Interstitial Lung Disease: Cases of interstitial lung disease (including pneumonitis, and infrequently bronchiolitis obliterans with organizing pneumonia [BOOP] and pulmonary fibrosis), some fatal, with no identified infectious etiology have occurred in patients receiving immunosuppressive regimens including Rapamune. In some cases, the interstitial lung disease has resolved upon discontinuation or dose reduction of Rapamune. The risk may be increased as the trough Rapamune level increases (see Interstitial Lung Disease under Adverse Reactions).

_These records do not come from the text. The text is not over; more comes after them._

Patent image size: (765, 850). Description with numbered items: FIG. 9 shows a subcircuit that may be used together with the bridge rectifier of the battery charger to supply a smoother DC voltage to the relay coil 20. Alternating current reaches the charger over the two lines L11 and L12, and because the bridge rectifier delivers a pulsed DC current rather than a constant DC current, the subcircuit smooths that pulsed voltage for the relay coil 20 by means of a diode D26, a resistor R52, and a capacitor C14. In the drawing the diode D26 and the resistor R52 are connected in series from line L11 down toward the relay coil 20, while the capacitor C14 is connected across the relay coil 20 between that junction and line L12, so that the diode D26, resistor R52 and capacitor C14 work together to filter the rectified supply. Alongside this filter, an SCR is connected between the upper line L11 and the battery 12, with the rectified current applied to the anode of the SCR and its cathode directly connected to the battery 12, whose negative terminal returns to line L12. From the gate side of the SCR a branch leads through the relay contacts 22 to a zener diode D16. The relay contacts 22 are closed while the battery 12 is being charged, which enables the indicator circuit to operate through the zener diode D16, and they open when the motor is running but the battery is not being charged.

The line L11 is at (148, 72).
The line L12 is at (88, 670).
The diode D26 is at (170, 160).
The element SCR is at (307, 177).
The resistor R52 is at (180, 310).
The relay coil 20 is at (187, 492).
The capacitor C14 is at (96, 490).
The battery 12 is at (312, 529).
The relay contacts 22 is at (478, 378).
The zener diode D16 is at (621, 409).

Latent Viral Infections: Patients treated with immunosuppressants, including Rapamune, are at increased risk for opportunistic infections, including activation of latent viral infections. Among these conditions are BK virus associated nephropathy and JC virus associated progressive multifocal leukoencephalopathy (PML). These infections are often related to a high total immunosuppressive burden and may lead to serious or fatal outcomes, including graft loss. Physicians should consider latent viral infections in the differential diagnosis in immunosuppressed patients with deteriorating renal function or neurological symptoms (see Latent Viral Infections under Adverse Reactions).
Antimicrobial Prophylaxis: Antimicrobial prophylaxis for Pneumocystis carinii pneumonia should be administered for 1 year following transplantation.
Cytomegalovirus (CMV) prophylaxis is recommended for 3 months after transplantation, particularly for patients at increased risk for CMV infection.
Contraception: Effective contraception must be initiated before Rapamune therapy, and maintained during Rapamune therapy and for 12 weeks after Rapamune therapy has been stopped.
Use in High Risk Patients: The safety and efficacy of cyclosporine withdrawal in high-risk renal transplant patients have not been adequately studied and such use is therefore not recommended. This includes patients with Banff 93 grade III acute rejection or vascular rejection prior to cyclosporine withdrawal, those who are dialysis-dependent or with serum creatinine >4.5 mg/dL, Black patients, renal re-transplants, multi-organ transplants, and patients with a high panel of reactive antibodies (see Indications/Uses and Pharmacology: Pharmacodynamics under Actions).
Abuse and Dependence: Rapamune has no potential for abuse. There is no evidence of dependence on Rapamune.
Effects on ability to drive and use machines: No studies on the effects on the ability to drive and use machines have been performed.